If you get frost in your region, I doubt your tomato plant will survive the winter to grow again in spring. That said, I have grown a 6ft tomato plant from a 3" section of stem with roots but no leaves. After several weeks of nothing suddenly leaves started budding out of the stem. It was kept inside on a warm sunny windowsill until the plant was fully leafy and 8-10" tall. Based on that, possibly, if you could protect a section of the stem (8"??) with roots from frost, perhaps with a cover like a thick cloth, for the winter I could imagine it restarting come spring. This might be a fun experiment, but I wouldn't count on the plants surviving.
A more reliable method I know of is to collect the suckers (new growth between the main stem and branches) and plant them in the potting soil until they grow roots and then can be planted in the garden. You can view each sucker as a brand new tomato plant, an exact clone of the original. Here is a link with some more specifics on collecting suckers.
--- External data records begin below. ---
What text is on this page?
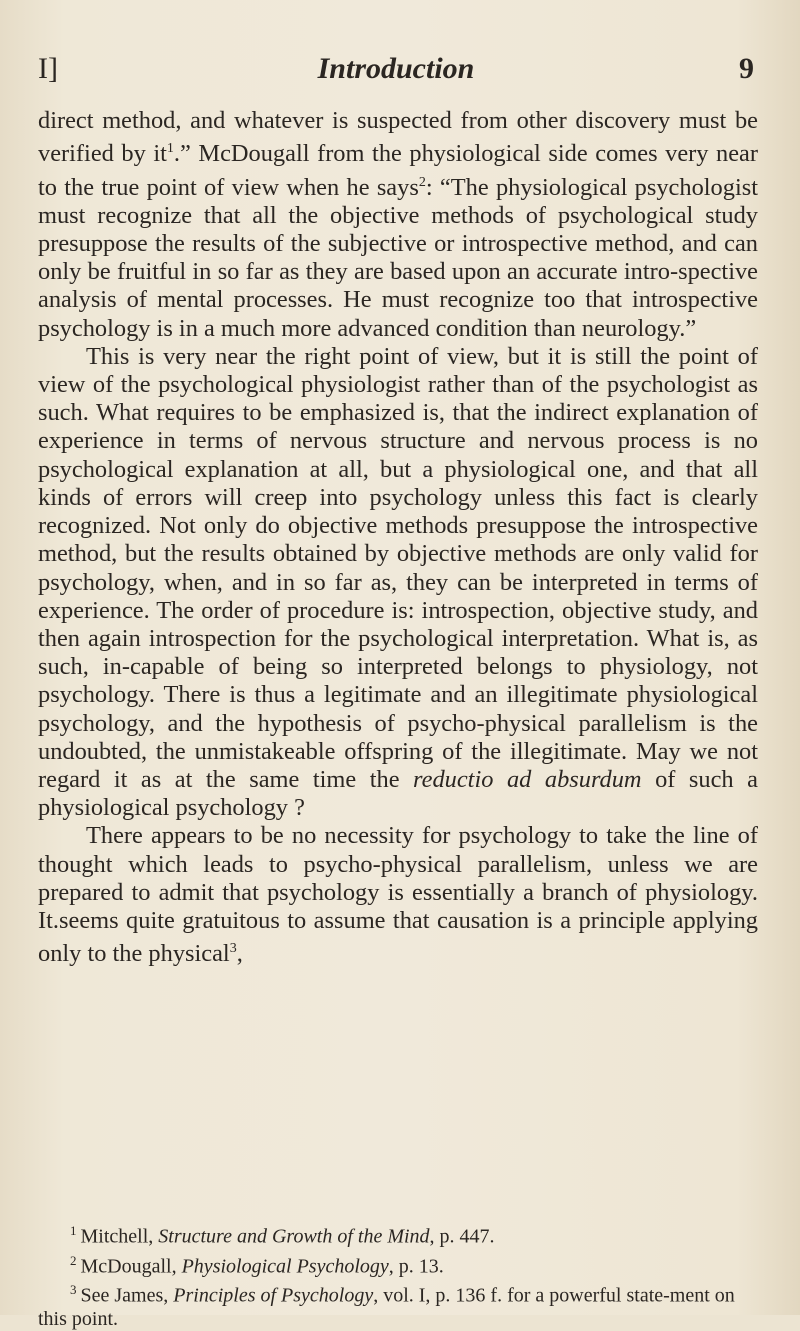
I]	Introduction	9

direct method, and whatever is suspected from other discovery must be verified by $it^1$.” McDougall from the physiological side comes very near to the true point of view when he says$^2$: “The physiological psychologist must recognize that all the objective methods of psychological study presuppose the results of the subjective or introspective method, and can only be fruitful in so far as they are based upon an accurate intro-spective analysis of mental processes. He must recognize too that introspective psychology is in a much more advanced condition than neurology.”

This is very near the right point of view, but it is still the point of view of the psychological physiologist rather than of the psychologist as such. What requires to be emphasized is, that the indirect explanation of experience in terms of nervous structure and nervous process is no psychological explanation at all, but a physiological one, and that all kinds of errors will creep into psychology unless this fact is clearly recognized. Not only do objective methods presuppose the introspective method, but the results obtained by objective methods are only valid for psychology, when, and in so far as, they can be interpreted in terms of experience. The order of procedure is: introspection, objective study, and then again introspection for the psychological interpretation. What is, as such, in-capable of being so interpreted belongs to physiology, not psychology. There is thus a legitimate and an illegitimate physiological psychology, and the hypothesis of psycho-physical parallelism is the undoubted, the unmistakeable offspring of the illegitimate. May we not regard it as at the same time the reductio ad absurdum of such a physiological psychology ?

There appears to be no necessity for psychology to take the line of thought which leads to psycho-physical parallelism, unless we are prepared to admit that psychology is essentially a branch of physiology. It.seems quite gratuitous to assume that causation is a principle applying only to the physical$^3$,

$^1$ Mitchell, Structure and Growth of the Mind, p. 447.

$^2$ McDougall, Physiological Psychology, p. 13.

$^3$ See James, Principles of Psychology, vol. I, p. 136 f. for a powerful state-ment on this point.
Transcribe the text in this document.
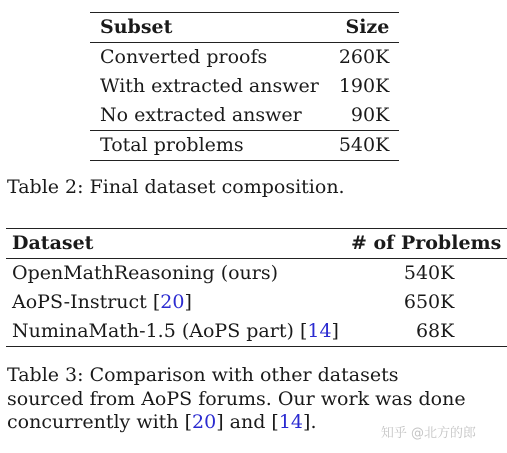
Subset	Size
Converted proofs	260K
With extracted answer	190K
No extracted answer	90K
Total problems	540K
Table 2: Final dataset composition.
Dataset	# of Problems
OpenMathReasoning (ours)	540K
AoPS-Instruct [20]	650K
NuminaMath-1.5 (AoPS part) [14]	68K
Table 3: Comparison with other datasets sourced from AoPS forums. Our work was done concurrently with [20] and [14].
知乎 @北方的郎
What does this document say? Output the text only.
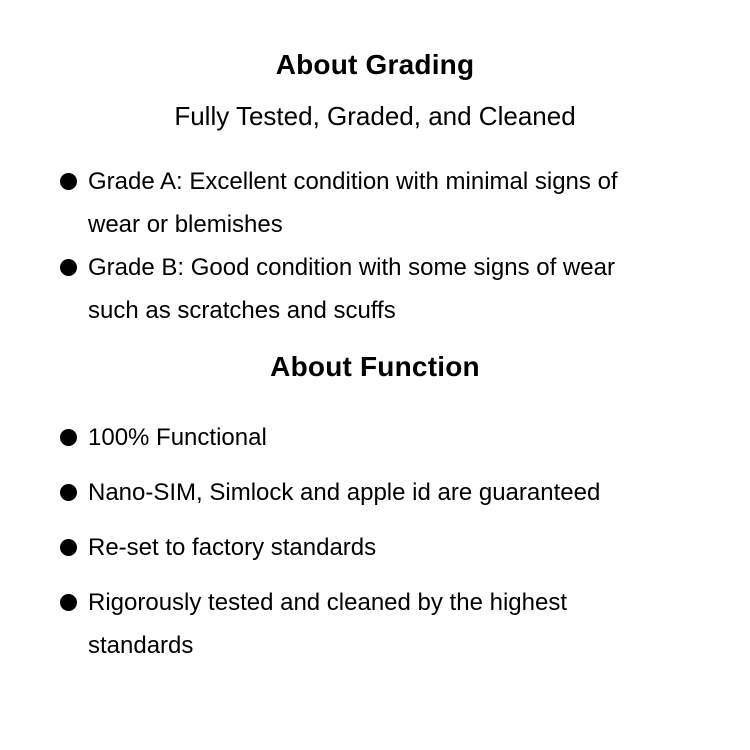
About Grading
Fully Tested, Graded, and Cleaned
Grade A: Excellent condition with minimal signs of
wear or blemishes
Grade B: Good condition with some signs of wear
such as scratches and scuffs
About Function
100% Functional
Nano-SIM, Simlock and apple id are guaranteed
Re-set to factory standards
Rigorously tested and cleaned by the highest
standards
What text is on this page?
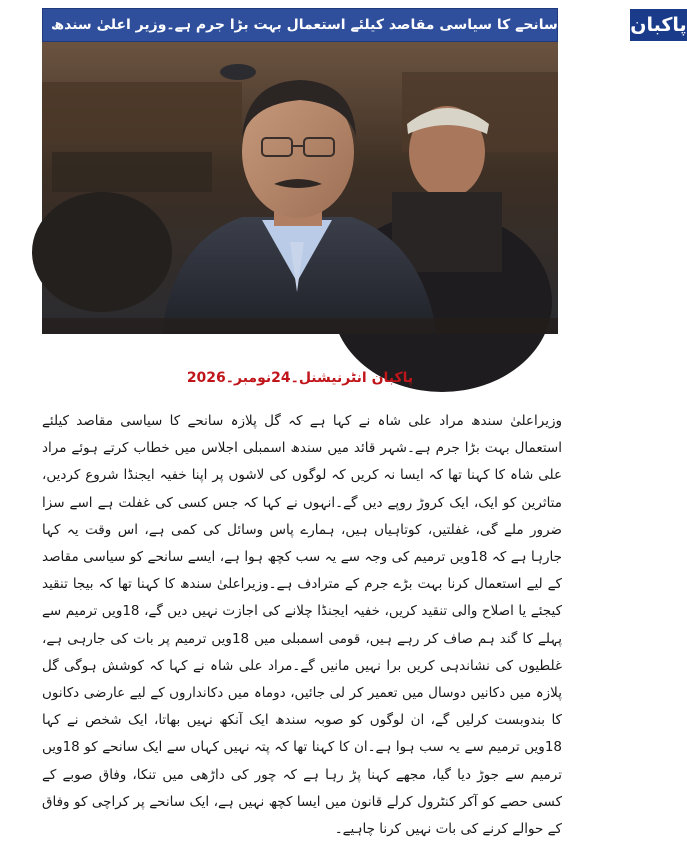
گل پلازہ سانحے کا سیاسی مقاصد کیلئے استعمال بہت بڑا جرم ہے۔وزیر اعلیٰ سندھ پاکبان
پاکبان انٹرنیشنل۔24نومبر۔2026

وزیراعلیٰ سندھ مراد علی شاہ نے کہا ہے کہ گل پلازہ سانحے کا سیاسی مقاصد کیلئے استعمال بہت بڑا جرم ہے۔شہر قائد میں سندھ اسمبلی اجلاس میں خطاب کرتے ہوئے مراد علی شاہ کا کہنا تھا کہ ایسا نہ کریں کہ لوگوں کی لاشوں پر اپنا خفیہ ایجنڈا شروع کردیں، متاثرین کو ایک، ایک کروڑ روپے دیں گے۔انہوں نے کہا کہ جس کسی کی غفلت ہے اسے سزا ضرور ملے گی، غفلتیں، کوتاہیاں ہیں، ہمارے پاس وسائل کی کمی ہے، اس وقت یہ کہا جارہا ہے کہ 18ویں ترمیم کی وجہ سے یہ سب کچھ ہوا ہے، ایسے سانحے کو سیاسی مقاصد کے لیے استعمال کرنا بہت بڑے جرم کے مترادف ہے۔وزیراعلیٰ سندھ کا کہنا تھا کہ بیجا تنقید کیجئے یا اصلاح والی تنقید کریں، خفیہ ایجنڈا چلانے کی اجازت نہیں دیں گے، 18ویں ترمیم سے پہلے کا گند ہم صاف کر رہے ہیں، قومی اسمبلی میں 18ویں ترمیم پر بات کی جارہی ہے، غلطیوں کی نشاندہی کریں برا نہیں مانیں گے۔مراد علی شاہ نے کہا کہ کوشش ہوگی گل پلازہ میں دکانیں دوسال میں تعمیر کر لی جائیں، دوماہ میں دکانداروں کے لیے عارضی دکانوں کا بندوبست کرلیں گے، ان لوگوں کو صوبہ سندھ ایک آنکھ نہیں بھاتا، ایک شخص نے کہا 18ویں ترمیم سے یہ سب ہوا ہے۔ان کا کہنا تھا کہ پتہ نہیں کہاں سے ایک سانحے کو 18ویں ترمیم سے جوڑ دیا گیا، مجھے کہنا پڑ رہا ہے کہ چور کی داڑھی میں تنکا، وفاق صوبے کے کسی حصے کو آکر کنٹرول کرلے قانون میں ایسا کچھ نہیں ہے، ایک سانحے پر کراچی کو وفاق کے حوالے کرنے کی بات نہیں کرنا چاہیے۔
If it is cold in your region, you will need to keep the suckers indoors or possibly in a greenhouse as long as the temperatures stay above 50 degrees. The main issues will be giving the tomatoes enough light and warmth to make it through the winter. Depending on the size and maturity of your tomato plants come spring you might want to take suckers off your suckers and start some fresh plants for the summer garden. Who knows maybe you will even be eating tomatoes in February!